Closed
Description
Currently, to apply loop contracts, we instrument
... preamble ...
... eval guard ...
if (!guard)
goto EXIT;
... loop body ...
goto HEAD;
EXIT:
... postamble ...
to
... preamble ...
PREHEAD:
skip;
/// loop begin
loop_entry_vars = ...;
entered_loop = false;
I_base = <I>;
in_base_case = true;
goto HEAD;
STEP:
assert(I_base);
in_base_case = false;
in_loop_havoc_block = true;
loop_i_havoc_write_set(&w_loop_i);
in_loop_havoc_block = false;
assume (invariant_expr);
D_before = <D>;
HEAD:
... eval guard ... // instrument against w_loop_i
if(!guard)
GOTO EXIT;
... body ... // instrument against w_loop_i
entered_loop = true;
if(in_base_case)
goto STEP;
assert(I);
D_after = <D>;
assert(D_after < D_before);
DEAD D_after, D_before;
assume(false);
EXIT:
// did we actually do the step
assert(entered_loop ==> !in_base_case);
DEAD w_loop_i
... postamble ...
The havocing, all initialization of temporary variables, the snapshotting of the loop invariants all happends in the PREHEAD block or the STEP block.
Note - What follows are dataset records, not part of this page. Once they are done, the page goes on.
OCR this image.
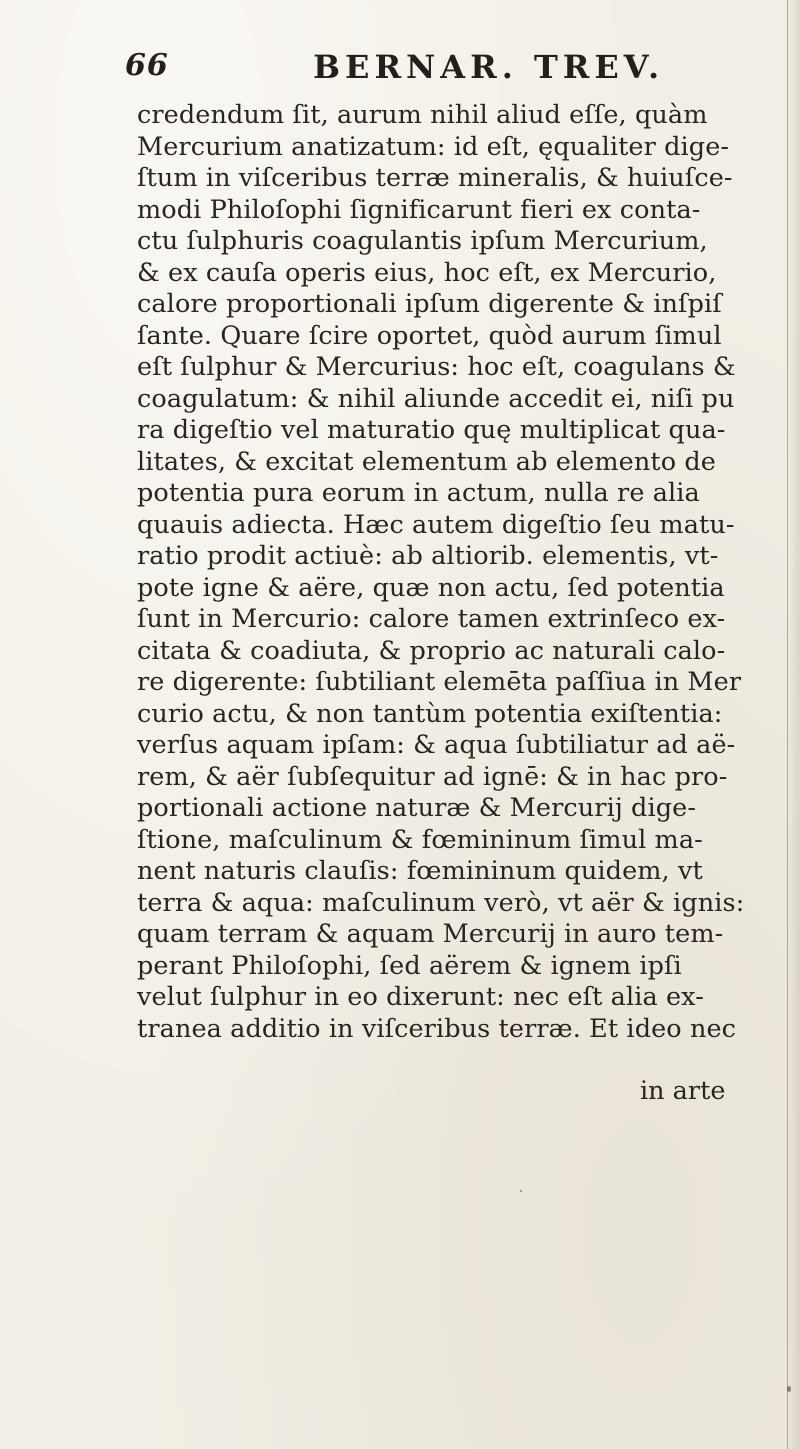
66	BERNAR. TREV.
credendum ſit, aurum nihil aliud eſſe, quàm
Mercurium anatizatum: id eſt, ęqualiter dige-
ſtum in viſceribus terræ mineralis, & huiuſce-
modi Philoſophi ſignificarunt fieri ex conta-
ctu ſulphuris coagulantis ipſum Mercurium,
& ex cauſa operis eius, hoc eſt, ex Mercurio,
calore proportionali ipſum digerente & inſpiſ
ſante. Quare ſcire oportet, quòd aurum ſimul
eſt ſulphur & Mercurius: hoc eſt, coagulans &
coagulatum: & nihil aliunde accedit ei, niſi pu
ra digeſtio vel maturatio quę multiplicat qua-
litates, & excitat elementum ab elemento de
potentia pura eorum in actum, nulla re alia
quauis adiecta. Hæc autem digeſtio ſeu matu-
ratio prodit actiuè: ab altiorib. elementis, vt-
pote igne & aëre, quæ non actu, ſed potentia
ſunt in Mercurio: calore tamen extrinſeco ex-
citata & coadiuta, & proprio ac naturali calo-
re digerente: ſubtiliant elemēta paſſiua in Mer
curio actu, & non tantùm potentia exiſtentia:
verſus aquam ipſam: & aqua ſubtiliatur ad aë-
rem, & aër ſubſequitur ad ignē: & in hac pro-
portionali actione naturæ & Mercurij dige-
ſtione, maſculinum & fœmininum ſimul ma-
nent naturis clauſis: fœmininum quidem, vt
terra & aqua: maſculinum verò, vt aër & ignis:
quam terram & aquam Mercurij in auro tem-
perant Philoſophi, ſed aërem & ignem ipſi
velut ſulphur in eo dixerunt: nec eſt alia ex-
tranea additio in viſceribus terræ. Et ideo nec
in arte
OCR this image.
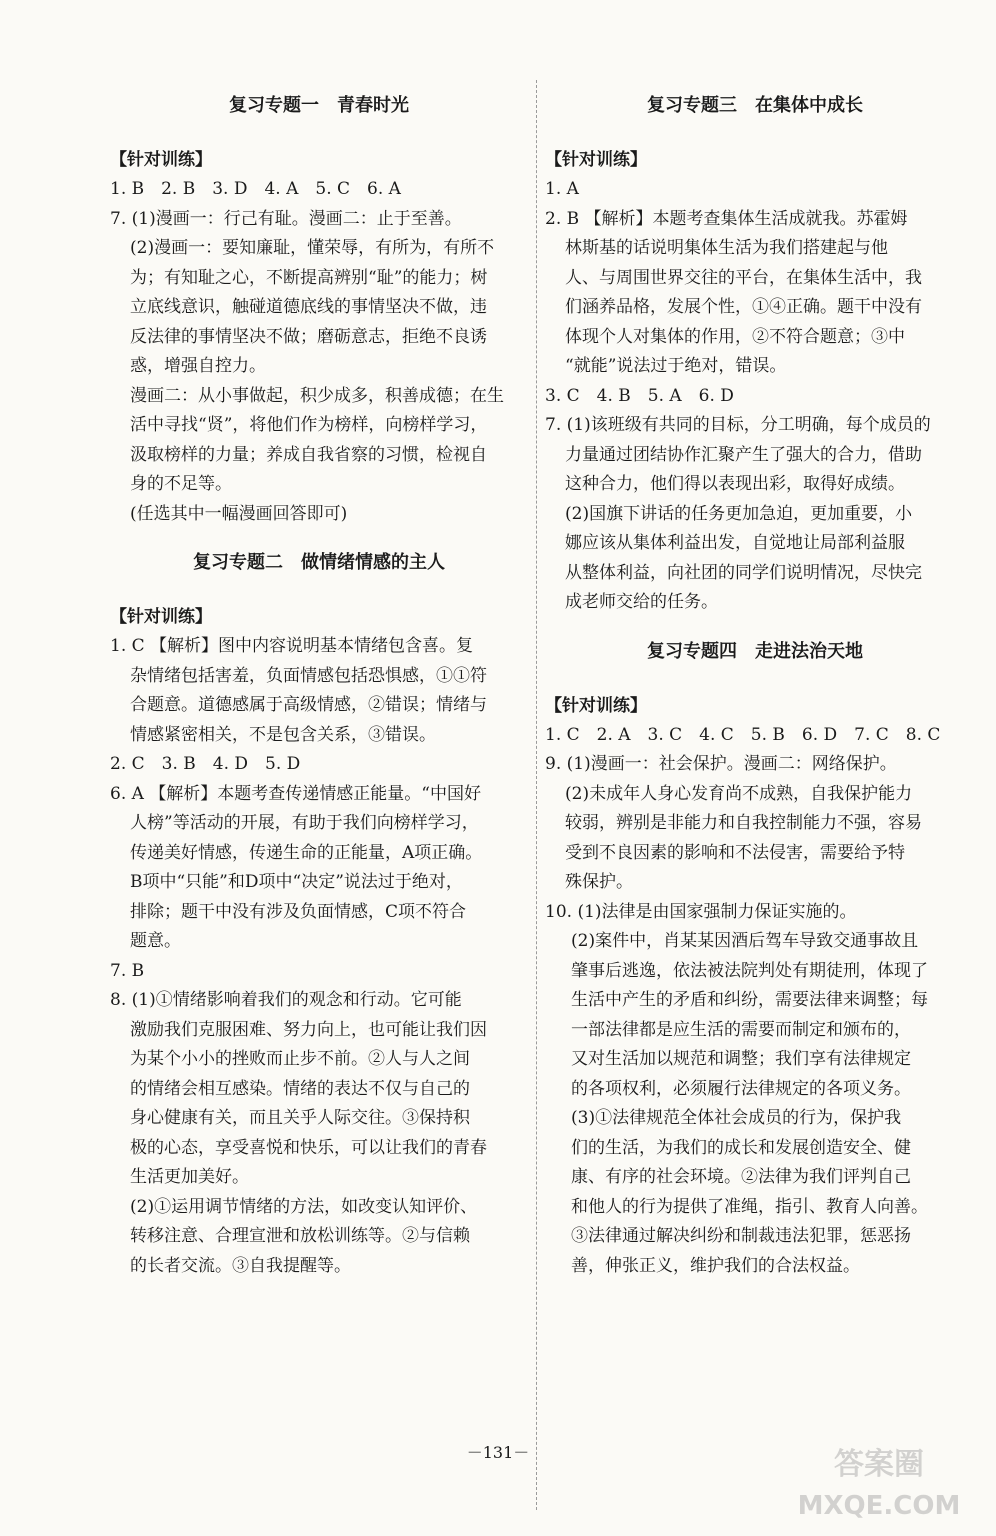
复习专题一　青春时光
【针对训练】
1. B　2. B　3. D　4. A　5. C　6. A
7. (1)漫画一：行己有耻。漫画二：止于至善。
(2)漫画一：要知廉耻，懂荣辱，有所为，有所不
为；有知耻之心，不断提高辨别“耻”的能力；树
立底线意识，触碰道德底线的事情坚决不做，违
反法律的事情坚决不做；磨砺意志，拒绝不良诱
惑，增强自控力。
漫画二：从小事做起，积少成多，积善成德；在生
活中寻找“贤”，将他们作为榜样，向榜样学习，
汲取榜样的力量；养成自我省察的习惯，检视自
身的不足等。
(任选其中一幅漫画回答即可)
复习专题二　做情绪情感的主人
【针对训练】
1. C 【解析】图中内容说明基本情绪包含喜。复
杂情绪包括害羞，负面情感包括恐惧感，①①符
合题意。道德感属于高级情感，②错误；情绪与
情感紧密相关，不是包含关系，③错误。
2. C　3. B　4. D　5. D
6. A 【解析】本题考查传递情感正能量。“中国好
人榜”等活动的开展，有助于我们向榜样学习，
传递美好情感，传递生命的正能量，A项正确。
B项中“只能”和D项中“决定”说法过于绝对，
排除；题干中没有涉及负面情感，C项不符合
题意。
7. B
8. (1)①情绪影响着我们的观念和行动。它可能
激励我们克服困难、努力向上，也可能让我们因
为某个小小的挫败而止步不前。②人与人之间
的情绪会相互感染。情绪的表达不仅与自己的
身心健康有关，而且关乎人际交往。③保持积
极的心态，享受喜悦和快乐，可以让我们的青春
生活更加美好。
(2)①运用调节情绪的方法，如改变认知评价、
转移注意、合理宣泄和放松训练等。②与信赖
的长者交流。③自我提醒等。
复习专题三　在集体中成长
【针对训练】
1. A
2. B 【解析】本题考查集体生活成就我。苏霍姆
林斯基的话说明集体生活为我们搭建起与他
人、与周围世界交往的平台，在集体生活中，我
们涵养品格，发展个性，①④正确。题干中没有
体现个人对集体的作用，②不符合题意；③中
“就能”说法过于绝对，错误。
3. C　4. B　5. A　6. D
7. (1)该班级有共同的目标，分工明确，每个成员的
力量通过团结协作汇聚产生了强大的合力，借助
这种合力，他们得以表现出彩，取得好成绩。
(2)国旗下讲话的任务更加急迫，更加重要，小
娜应该从集体利益出发，自觉地让局部利益服
从整体利益，向社团的同学们说明情况，尽快完
成老师交给的任务。
复习专题四　走进法治天地
【针对训练】
1. C　2. A　3. C　4. C　5. B　6. D　7. C　8. C
9. (1)漫画一：社会保护。漫画二：网络保护。
(2)未成年人身心发育尚不成熟，自我保护能力
较弱，辨别是非能力和自我控制能力不强，容易
受到不良因素的影响和不法侵害，需要给予特
殊保护。
10. (1)法律是由国家强制力保证实施的。
(2)案件中，肖某某因酒后驾车导致交通事故且
肇事后逃逸，依法被法院判处有期徒刑，体现了
生活中产生的矛盾和纠纷，需要法律来调整；每
一部法律都是应生活的需要而制定和颁布的，
又对生活加以规范和调整；我们享有法律规定
的各项权利，必须履行法律规定的各项义务。
(3)①法律规范全体社会成员的行为，保护我
们的生活，为我们的成长和发展创造安全、健
康、有序的社会环境。②法律为我们评判自己
和他人的行为提供了准绳，指引、教育人向善。
③法律通过解决纠纷和制裁违法犯罪，惩恶扬
善，伸张正义，维护我们的合法权益。
－131－	答案圈
MXQE.COM
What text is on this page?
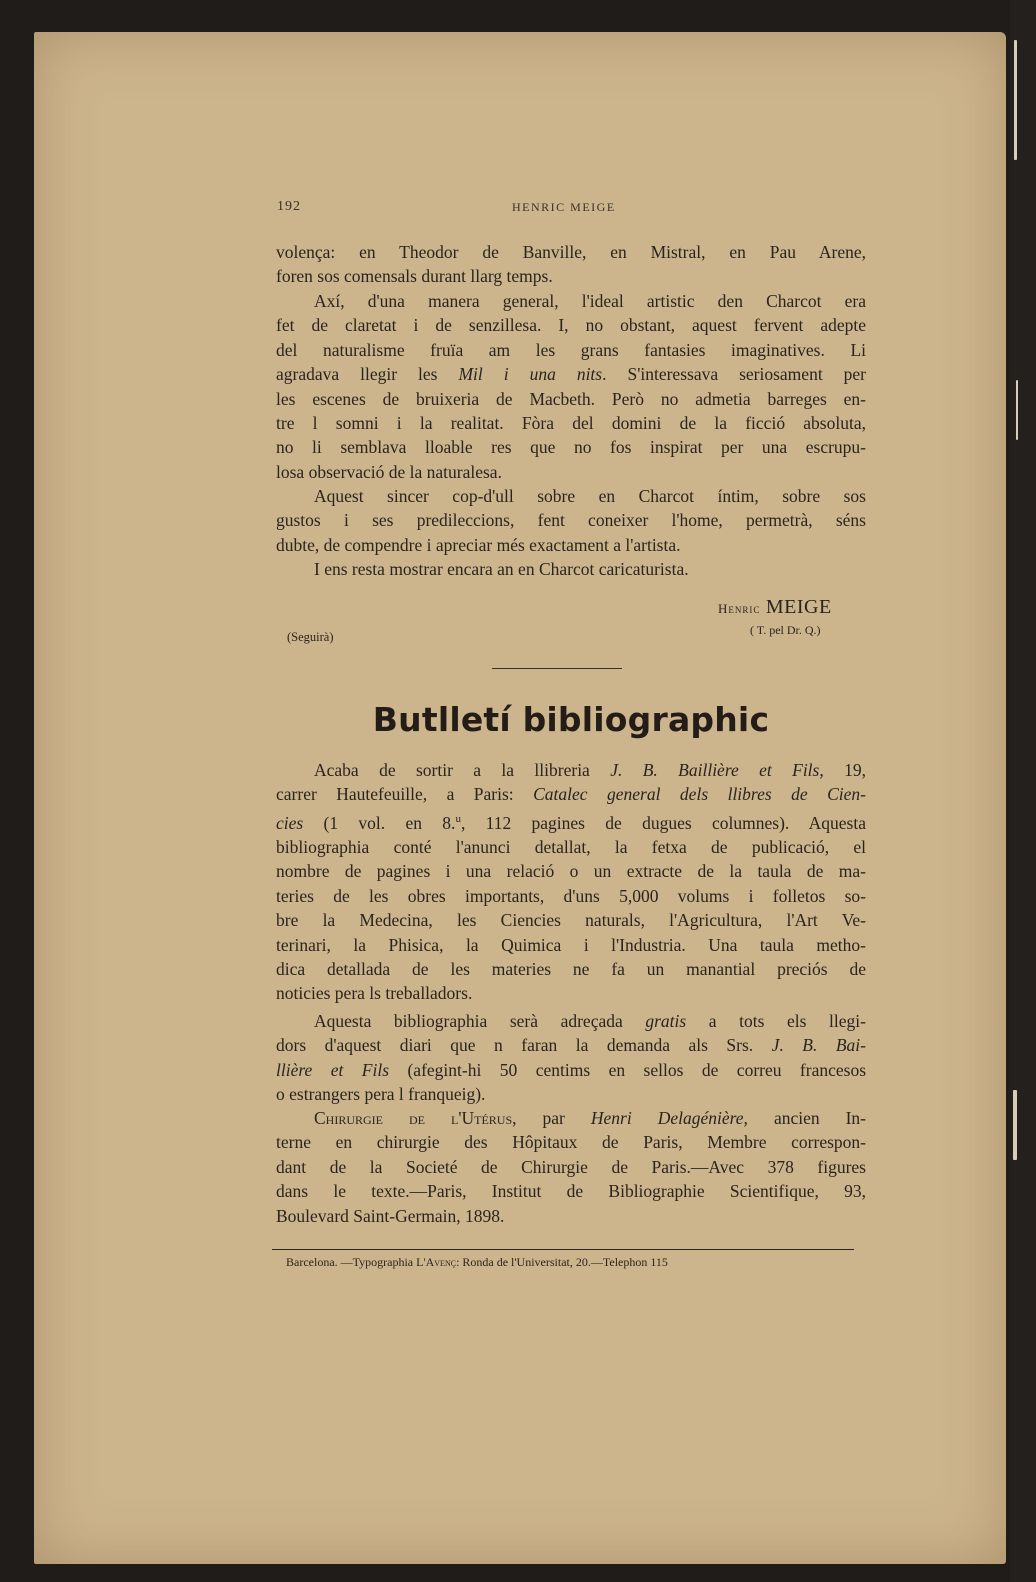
192	HENRIC MEIGE
volença: en Theodor de Banville, en Mistral, en Pau Arene,
foren sos comensals durant llarg temps.
Axí, d'una manera general, l'ideal artistic den Charcot era
fet de claretat i de senzillesa. I, no obstant, aquest fervent adepte
del naturalisme fruïa am les grans fantasies imaginatives. Li
agradava llegir les Mil i una nits. S'interessava seriosament per
les escenes de bruixeria de Macbeth. Però no admetia barreges en-
tre l somni i la realitat. Fòra del domini de la ficció absoluta,
no li semblava lloable res que no fos inspirat per una escrupu-
losa observació de la naturalesa.
Aquest sincer cop-d'ull sobre en Charcot íntim, sobre sos
gustos i ses predileccions, fent coneixer l'home, permetrà, séns
dubte, de compendre i apreciar més exactament a l'artista.
I ens resta mostrar encara an en Charcot caricaturista.
Henric MEIGE
( T. pel Dr. Q.)
(Seguirà)
Butlletí bibliographic
Acaba de sortir a la llibreria J. B. Baillière et Fils, 19,
carrer Hautefeuille, a Paris: Catalec general dels llibres de Cien-
cies (1 vol. en 8.$^u$, 112 pagines de dugues columnes). Aquesta
bibliographia conté l'anunci detallat, la fetxa de publicació, el
nombre de pagines i una relació o un extracte de la taula de ma-
teries de les obres importants, d'uns 5,000 volums i folletos so-
bre la Medecina, les Ciencies naturals, l'Agricultura, l'Art Ve-
terinari, la Phisica, la Quimica i l'Industria. Una taula metho-
dica detallada de les materies ne fa un manantial preciós de
noticies pera ls treballadors.
Aquesta bibliographia serà adreçada gratis a tots els llegi-
dors d'aquest diari que n faran la demanda als Srs. J. B. Bai-
llière et Fils (afegint-hi 50 centims en sellos de correu francesos
o estrangers pera l franqueig).
Chirurgie de l'Utérus, par Henri Delagénière, ancien In-
terne en chirurgie des Hôpitaux de Paris, Membre correspon-
dant de la Societé de Chirurgie de Paris.—Avec 378 figures
dans le texte.—Paris, Institut de Bibliographie Scientifique, 93,
Boulevard Saint-Germain, 1898.
Barcelona. —Typographia L'Avenç: Ronda de l'Universitat, 20.—Telephon 115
If there are some jumps from out side of the loop into the loop body, they will skip the PREHEAD block and the STEP block; and hence fail the loop contracts.
For example, after the instrumentation, the jump GOTO 2 in the following GOTO program will skip the PREHEAD and the STEP of the loop.
GOTO 2;
... preamble ...
1: IF x == 0 THEN GOTO 3;
2: ASSIGN x := x - 1;
GOTO 1;
3:
... postamble ...
After instrumentation
GOTO 2;
... preamble ...
PREHEAD:
... pre-head block ...
STEP:
... step block ...
HEAD:
1: IF x == 0 THEN GOTO EXIT;
2: ASSIGN x := x - 1;
assert(loop_invariants);
... remaining part of the head block ...
assume(false);
EXIT:
ASSERT(entered_loop ==> !in_base_case);
... postamble ...
So, we should apply loop contracts only when there is no jumps from outside into the body of the loop, and error out otherwise.